If it's written like that, it probably is its name and not two different calibers. 

Sent from my LG-D855 using Tapatalk


----------



## billiybop (Feb 22, 2011)

A photo of the L888.2







A photo of the L636, which is identical to the L619, except the L636 has a date plus the day.







Don't know which is "better"?
However, my new Hydro Conquest came with the L888, which I'm very happy with.


----------



## Heigl (Aug 19, 2017)

billiybop said:


> A photo of the L888.2
> View attachment 12468815
> 
> A photo of the L636, which is identical to the L619, except the L636 has a date plus the day.
> ...


Biggest difference (from my point of view) is power reserve. I can also see from pictures above that the accuracy adjustment screws are located differently. In the previous version there is only one screw (between "fork") that needs to be adjusted, but the L888 reminds Omega's movement Co-Axial 2500C that has three adjustment screws in outer ring. This is my opinion.


----------



## Bgdn (Feb 25, 2018)

Hey guys. Quick question. How does one find out the movement version without opening the back ?


----------



## 3th3r (Jul 20, 2011)

Bgdn said:


> Hey guys. Quick question. How does one find out the movement version without opening the back ?

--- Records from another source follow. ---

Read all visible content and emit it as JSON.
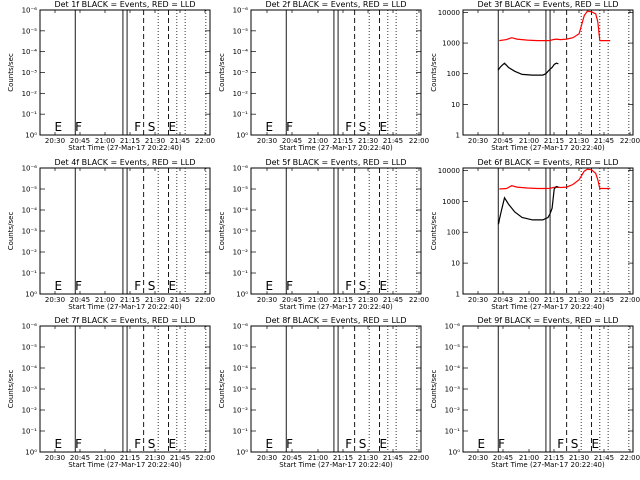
{
  "figure": {
    "background": "#ffffff",
    "colors": {
      "events": "#000000",
      "lld": "#ff0000",
      "frame": "#000000"
    }
  },
  "chart_data": [
    {
      "type": "line",
      "title": "Det 1f BLACK = Events, RED = LLD",
      "xlabel": "Start Time (27-Mar-17 20:22:40)",
      "ylabel": "Counts/sec",
      "xticks": [
        "20:30",
        "20:45",
        "21:00",
        "21:15",
        "21:30",
        "21:45",
        "22:00"
      ],
      "yticks": [
        "10⁰",
        "10⁻¹",
        "10⁻²",
        "10⁻³",
        "10⁻⁴",
        "10⁻⁵",
        "10⁻⁶"
      ],
      "ylog_top_label": "10⁻⁶",
      "markers": [
        {
          "label": "E",
          "minute": 20.5
        },
        {
          "label": "F",
          "minute": 20.7
        },
        {
          "label": "F",
          "minute": 21.27
        },
        {
          "label": "S",
          "minute": 21.4
        },
        {
          "label": "E",
          "minute": 21.6
        }
      ],
      "series": []
    },
    {
      "type": "line",
      "title": "Det 2f BLACK = Events, RED = LLD",
      "xlabel": "Start Time (27-Mar-17 20:22:40)",
      "ylabel": "Counts/sec",
      "xticks": [
        "20:30",
        "20:45",
        "21:00",
        "21:15",
        "21:30",
        "21:45",
        "22:00"
      ],
      "yticks": [
        "10⁰",
        "10⁻¹",
        "10⁻²",
        "10⁻³",
        "10⁻⁴",
        "10⁻⁵",
        "10⁻⁶"
      ],
      "markers": [
        {
          "label": "E",
          "minute": 20.5
        },
        {
          "label": "F",
          "minute": 20.7
        },
        {
          "label": "F",
          "minute": 21.27
        },
        {
          "label": "S",
          "minute": 21.4
        },
        {
          "label": "E",
          "minute": 21.6
        }
      ],
      "series": []
    },
    {
      "type": "line",
      "title": "Det 3f BLACK = Events, RED = LLD",
      "xlabel": "Start Time (27-Mar-17 20:22:40)",
      "ylabel": "Counts/sec",
      "xticks": [
        "20:30",
        "20:45",
        "21:00",
        "21:15",
        "21:30",
        "21:45",
        "22:00"
      ],
      "yticks": [
        "1",
        "10",
        "100",
        "1000",
        "10000"
      ],
      "ylim": [
        1,
        12000
      ],
      "yscale": "log",
      "series": [
        {
          "color": "red",
          "x": [
            20.73,
            20.8,
            20.85,
            20.9,
            21.0,
            21.1,
            21.18,
            21.22,
            21.25,
            21.28,
            21.32,
            21.38,
            21.44,
            21.5,
            21.55,
            21.58,
            21.62,
            21.66,
            21.68,
            21.7,
            21.8
          ],
          "y": [
            1200,
            1300,
            1500,
            1350,
            1250,
            1200,
            1200,
            1210,
            1300,
            1350,
            1300,
            1350,
            1500,
            2000,
            8000,
            11000,
            10500,
            9000,
            5000,
            1200,
            1200
          ]
        },
        {
          "color": "black",
          "x": [
            20.72,
            20.725,
            20.73,
            20.75,
            20.78,
            20.82,
            20.88,
            20.95,
            21.05,
            21.15,
            21.18,
            21.2,
            21.22,
            21.24,
            21.26,
            21.28,
            21.3
          ],
          "y": [
            130,
            140,
            150,
            180,
            220,
            160,
            120,
            95,
            90,
            90,
            100,
            120,
            140,
            160,
            200,
            220,
            210
          ]
        }
      ]
    },
    {
      "type": "line",
      "title": "Det 4f BLACK = Events, RED = LLD",
      "xlabel": "Start Time (27-Mar-17 20:22:40)",
      "ylabel": "Counts/sec",
      "xticks": [
        "20:30",
        "20:45",
        "21:00",
        "21:15",
        "21:30",
        "21:45",
        "22:00"
      ],
      "yticks": [
        "10⁰",
        "10⁻¹",
        "10⁻²",
        "10⁻³",
        "10⁻⁴",
        "10⁻⁵",
        "10⁻⁶"
      ],
      "markers": [
        {
          "label": "E",
          "minute": 20.5
        },
        {
          "label": "F",
          "minute": 20.7
        },
        {
          "label": "F",
          "minute": 21.27
        },
        {
          "label": "S",
          "minute": 21.4
        },
        {
          "label": "E",
          "minute": 21.6
        }
      ],
      "series": []
    },
    {
      "type": "line",
      "title": "Det 5f BLACK = Events, RED = LLD",
      "xlabel": "Start Time (27-Mar-17 20:22:40)",
      "ylabel": "Counts/sec",
      "xticks": [
        "20:30",
        "20:45",
        "21:00",
        "21:15",
        "21:30",
        "21:45",
        "22:00"
      ],
      "yticks": [
        "10⁰",
        "10⁻¹",
        "10⁻²",
        "10⁻³",
        "10⁻⁴",
        "10⁻⁵",
        "10⁻⁶"
      ],
      "markers": [
        {
          "label": "E",
          "minute": 20.5
        },
        {
          "label": "F",
          "minute": 20.7
        },
        {
          "label": "F",
          "minute": 21.27
        },
        {
          "label": "S",
          "minute": 21.4
        },
        {
          "label": "E",
          "minute": 21.6
        }
      ],
      "series": []
    },
    {
      "type": "line",
      "title": "Det 6f BLACK = Events, RED = LLD",
      "xlabel": "Start Time (27-Mar-17 20:22:40)",
      "ylabel": "Counts/sec",
      "xticks": [
        "20:30",
        "20:43",
        "21:00",
        "21:15",
        "21:30",
        "21:45",
        "22:00"
      ],
      "yticks": [
        "1",
        "10",
        "100",
        "1000",
        "10000"
      ],
      "ylim": [
        1,
        12000
      ],
      "yscale": "log",
      "series": [
        {
          "color": "red",
          "x": [
            20.73,
            20.8,
            20.85,
            20.9,
            21.0,
            21.1,
            21.18,
            21.22,
            21.25,
            21.28,
            21.32,
            21.38,
            21.44,
            21.5,
            21.55,
            21.58,
            21.62,
            21.66,
            21.68,
            21.7,
            21.8
          ],
          "y": [
            2500,
            2600,
            3200,
            2900,
            2700,
            2600,
            2600,
            2650,
            2800,
            2900,
            2800,
            2900,
            3500,
            5000,
            9500,
            11000,
            10500,
            8000,
            5000,
            2600,
            2600
          ]
        },
        {
          "color": "black",
          "x": [
            20.72,
            20.725,
            20.73,
            20.75,
            20.78,
            20.82,
            20.88,
            20.95,
            21.05,
            21.15,
            21.18,
            21.2,
            21.22,
            21.24,
            21.26,
            21.28,
            21.3
          ],
          "y": [
            180,
            200,
            250,
            500,
            1300,
            800,
            450,
            300,
            250,
            250,
            280,
            300,
            400,
            600,
            2500,
            3000,
            2900
          ]
        }
      ]
    },
    {
      "type": "line",
      "title": "Det 7f BLACK = Events, RED = LLD",
      "xlabel": "Start Time (27-Mar-17 20:22:40)",
      "ylabel": "Counts/sec",
      "xticks": [
        "20:30",
        "20:45",
        "21:00",
        "21:15",
        "21:30",
        "21:45",
        "22:00"
      ],
      "yticks": [
        "10⁰",
        "10⁻¹",
        "10⁻²",
        "10⁻³",
        "10⁻⁴",
        "10⁻⁵",
        "10⁻⁶"
      ],
      "markers": [
        {
          "label": "E",
          "minute": 20.5
        },
        {
          "label": "F",
          "minute": 20.7
        },
        {
          "label": "F",
          "minute": 21.27
        },
        {
          "label": "S",
          "minute": 21.4
        },
        {
          "label": "E",
          "minute": 21.6
        }
      ],
      "series": []
    },
    {
      "type": "line",
      "title": "Det 8f BLACK = Events, RED = LLD",
      "xlabel": "Start Time (27-Mar-17 20:22:40)",
      "ylabel": "Counts/sec",
      "xticks": [
        "20:30",
        "20:45",
        "21:00",
        "21:15",
        "21:30",
        "21:45",
        "22:00"
      ],
      "yticks": [
        "10⁰",
        "10⁻¹",
        "10⁻²",
        "10⁻³",
        "10⁻⁴",
        "10⁻⁵",
        "10⁻⁶"
      ],
      "markers": [
        {
          "label": "E",
          "minute": 20.5
        },
        {
          "label": "F",
          "minute": 20.7
        },
        {
          "label": "F",
          "minute": 21.27
        },
        {
          "label": "S",
          "minute": 21.4
        },
        {
          "label": "E",
          "minute": 21.6
        }
      ],
      "series": []
    },
    {
      "type": "line",
      "title": "Det 9f BLACK = Events, RED = LLD",
      "xlabel": "Start Time (27-Mar-17 20:22:40)",
      "ylabel": "Counts/sec",
      "xticks": [
        "20:30",
        "20:45",
        "21:00",
        "21:15",
        "21:30",
        "21:45",
        "22:00"
      ],
      "yticks": [
        "10⁰",
        "10⁻¹",
        "10⁻²",
        "10⁻³",
        "10⁻⁴",
        "10⁻⁵",
        "10⁻⁶"
      ],
      "markers": [
        {
          "label": "E",
          "minute": 20.5
        },
        {
          "label": "F",
          "minute": 20.7
        },
        {
          "label": "F",
          "minute": 21.27
        },
        {
          "label": "S",
          "minute": 21.4
        },
        {
          "label": "E",
          "minute": 21.6
        }
      ],
      "series": []
    }
  ]
}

A timegrapher will tell you the beat rate. The 619 will beat at 28,800 and the 888 will beat at 25,200. If you don't have a timegrapher yourself, most watch repair shops will.


----------



## Bgdn (Feb 25, 2018)

3th3r said:


> Bgdn said:
> 
> 
> > Hey guys. Quick question. How does one find out the movement version without opening the back ?
> ...


Thank you


----------



## billiybop (Feb 22, 2011)

billiybop said:


> A photo of the L888.2
> View attachment 12468815
> 
> A photo of the L636, which is identical to the L619, except the L636 has a date plus the day.
> ...


And I thought it could not be adj/reg because the regulator lever had been removed on this cal L888-2.
Lately my L888-2 has been running at plus 10 seconds a day. Don't know why it jumped from +1 s/d to 10 s/d.
So, anyway; This new movement has 2 little flat screws on the balance wheel equally spaced. I used the small very thin screw driver that I always use on my other adjustments with my loupe and adjusted each little screw equal 
micro turns. Didn't know which way to go so turned the little screws one direction and nope, wrong way, so back the other way. Now, too much, so a third adjustment to split the difference and checked 
on my timegrapher and it looks good for now. Will need to monitor though, but I think I got system.


----------



## billiybop (Feb 22, 2011)

Concerning my recent post where I regulated, or I should more correctly say, TRIED to regulate my L888.2 did not work out after all.
Iv'e come to the conclusion that this movement can only be adj/reg by a professional.


----------